MOSCOW, April 8 (RIA Novosti) – The International Monetary Fund said in a report Tuesday that a downgrade in expectations for Russia's economic growth this year is due in part to the recent geopolitical tensions over Ukraine.
The outlook projected “lower growth in both Russia and Ukraine, and adverse spillovers to the CIS region.”
“Russia's GDP growth is projected to be subdued at 1.3 percent in 2014,” the IMF said in its latest World Economic Outlook Report, down from the prior estimate of 2 percent. The document stressed that the political turmoil at the beginning of this year and the reunification of Crimea has further affected the already weak growth forecast for Russia.
The IMF said growth will be negatively impacted by downward pressure on the ruble, greater capital outflows and inflation exceeding last year’s target range.
A possible slowdown is not a uniquely Russian development, as the IMF expects growth in developing regions of Europe to decelerate this year as well. The forecast for Russia sees a risk of further turmoil as possible sanctions may disrupt trade and finance, driving risk-averse investors out of the country.

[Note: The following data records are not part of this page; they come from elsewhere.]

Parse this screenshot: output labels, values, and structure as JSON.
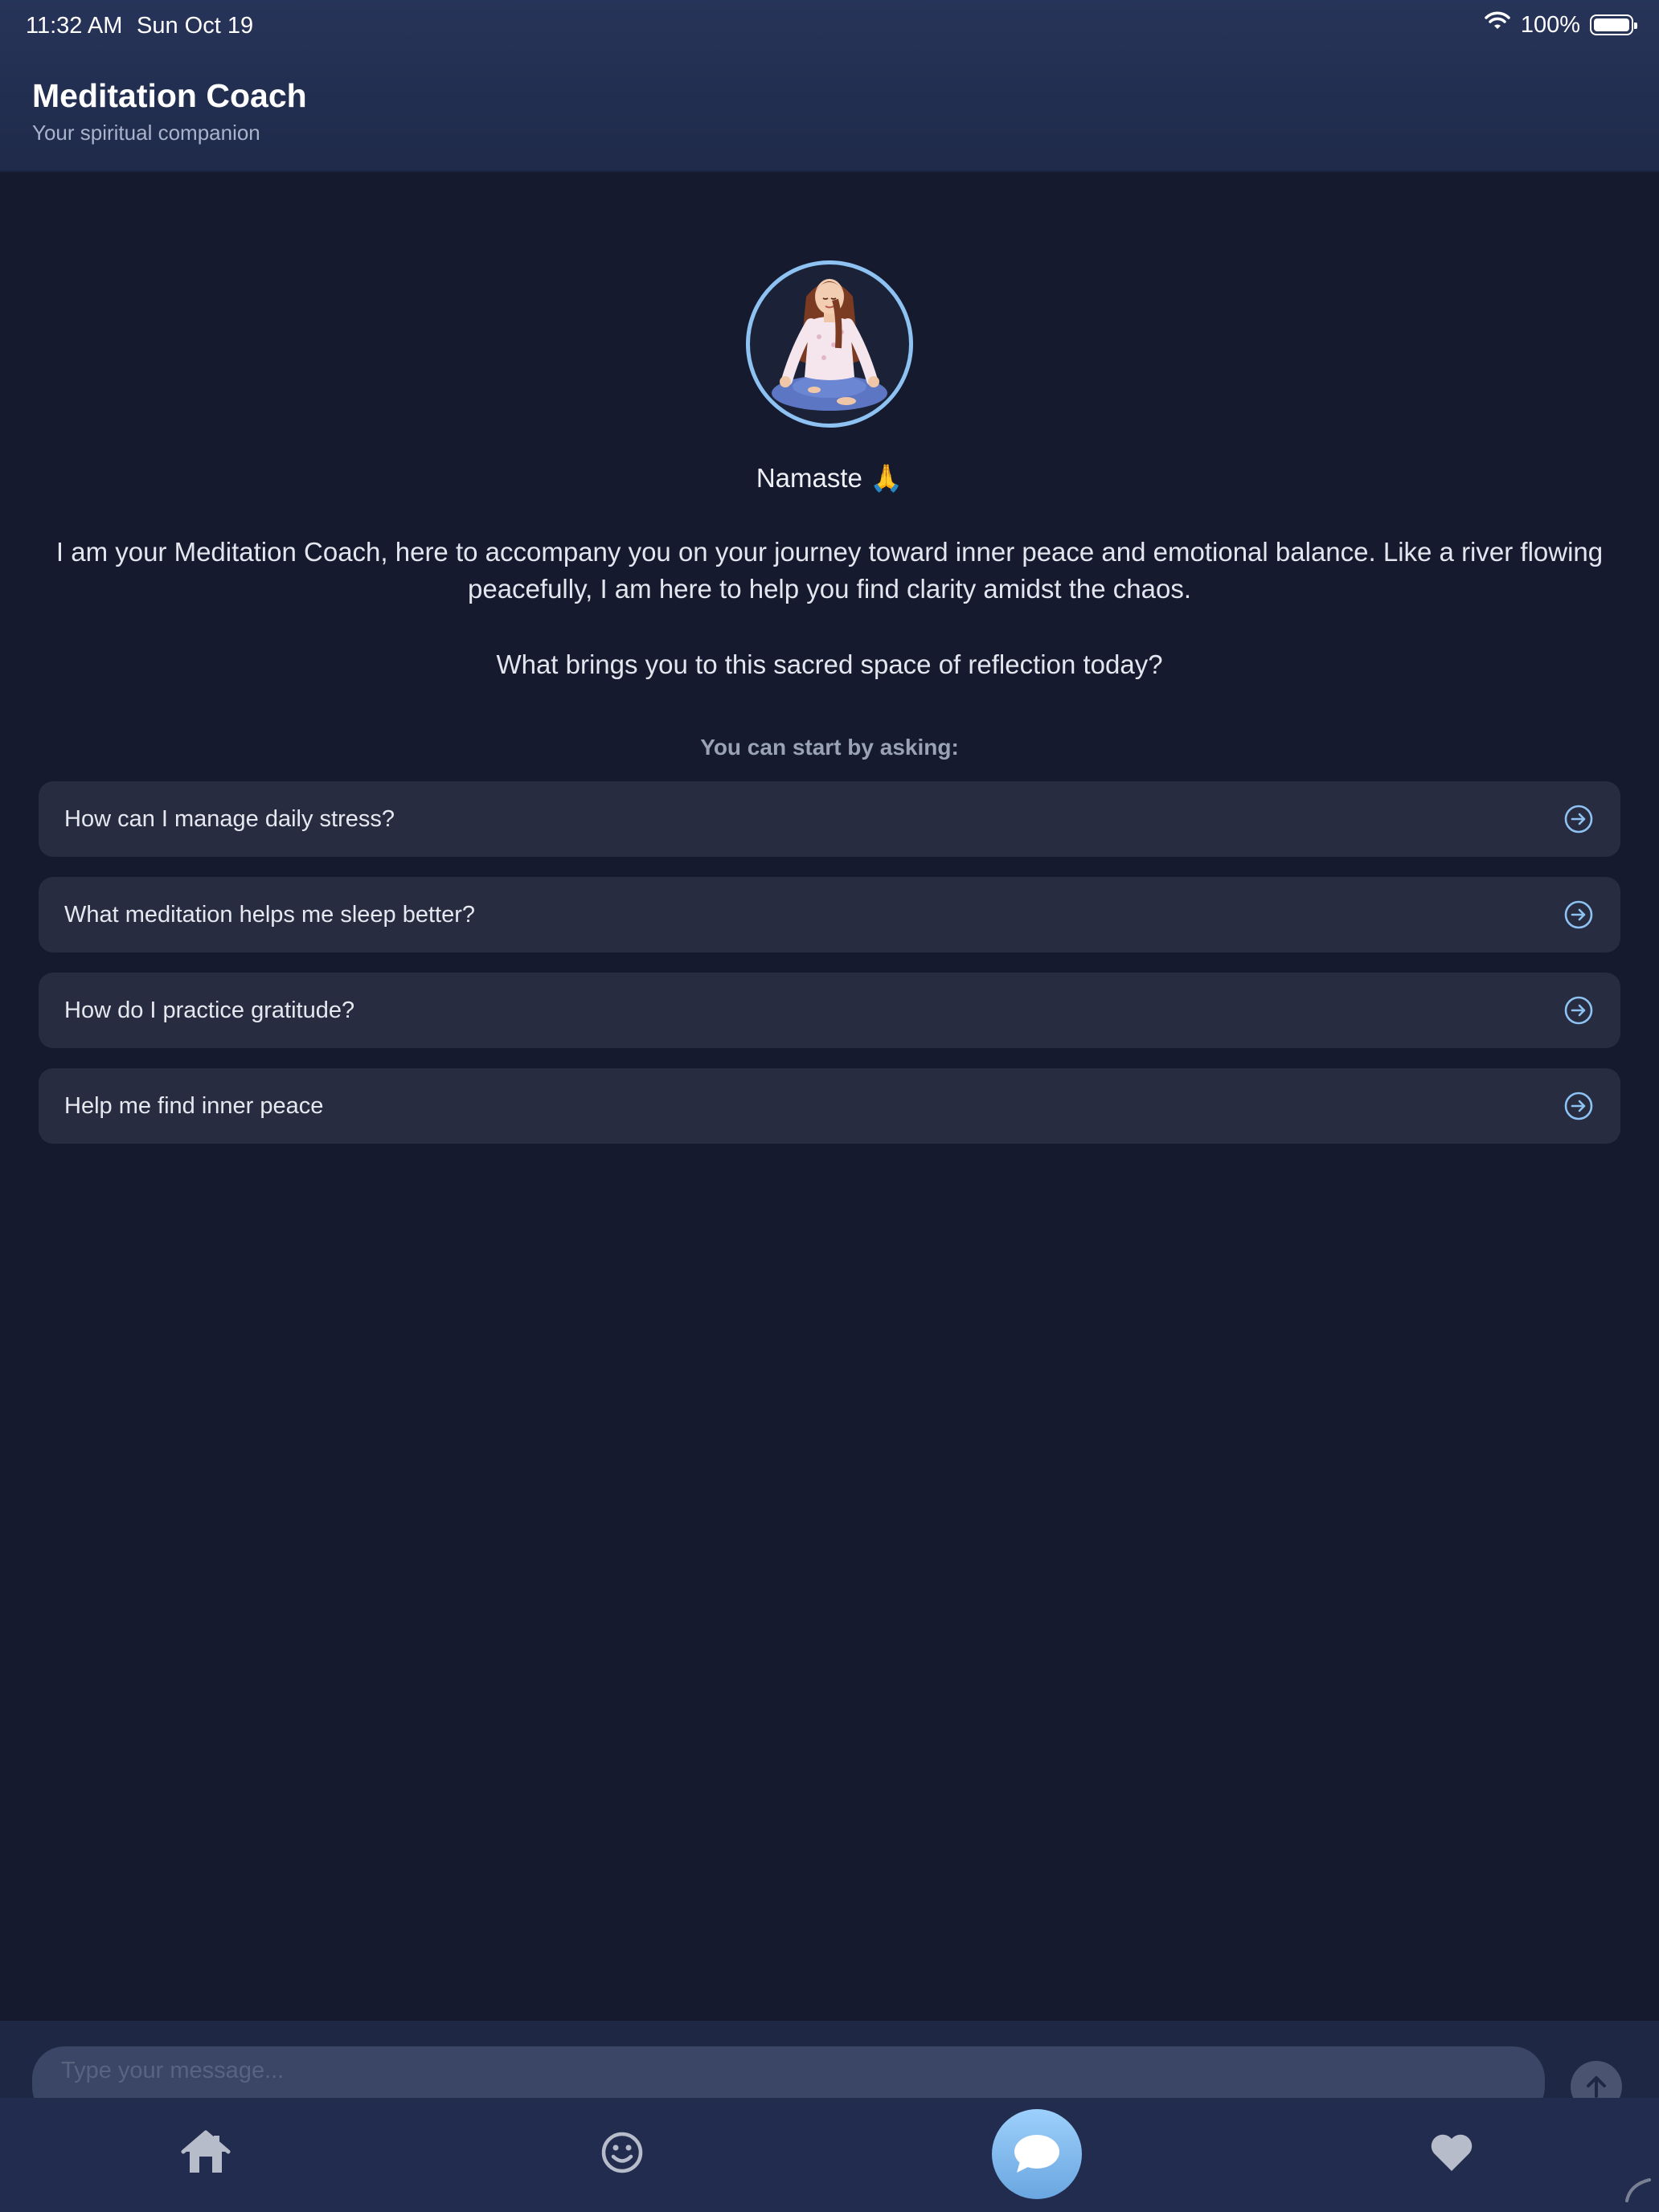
{
  "status_bar": {
    "time": "11:32 AM",
    "date": "Sun Oct 19",
    "battery": "100%",
    "icons": [
      "wifi-icon",
      "battery-icon"
    ]
  },
  "header": {
    "title": "Meditation Coach",
    "subtitle": "Your spiritual companion"
  },
  "welcome": {
    "avatar_icon": "meditating-woman-avatar",
    "greeting": "Namaste 🙏",
    "intro": "I am your Meditation Coach, here to accompany you on your journey toward inner peace and emotional balance. Like a river flowing peacefully, I am here to help you find clarity amidst the chaos.",
    "question": "What brings you to this sacred space of reflection today?"
  },
  "suggestions": {
    "label": "You can start by asking:",
    "items": [
      {
        "text": "How can I manage daily stress?",
        "icon": "arrow-right-circle-icon"
      },
      {
        "text": "What meditation helps me sleep better?",
        "icon": "arrow-right-circle-icon"
      },
      {
        "text": "How do I practice gratitude?",
        "icon": "arrow-right-circle-icon"
      },
      {
        "text": "Help me find inner peace",
        "icon": "arrow-right-circle-icon"
      }
    ]
  },
  "composer": {
    "placeholder": "Type your message...",
    "send_icon": "arrow-up-icon"
  },
  "tab_bar": {
    "tabs": [
      {
        "icon": "home-icon"
      },
      {
        "icon": "smiley-icon"
      },
      {
        "icon": "chat-bubble-icon",
        "active": true
      },
      {
        "icon": "heart-icon"
      }
    ]
  },
  "colors": {
    "background": "#151a2e",
    "header": "#273459",
    "card": "#272c41",
    "accent": "#8ec2f2"
  }
}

The optimistic scenario outlined by the IMF predicts a stronger-than-expected recovery in resource-rich Russia if economic growth in advanced economies keeps oil and gas prices high.
According to the IMF, Russia should continue to rely on exchange rate flexibility, keep monetary policy focused on anchoring inflation, and maintain a broadly neutral fiscal policy in order to manage the potential effects of financial turmoil and geopolitical tensions.
The IMF previously lowered Russia’s GDP growth forecast for this year from 3 percent to 2 percent.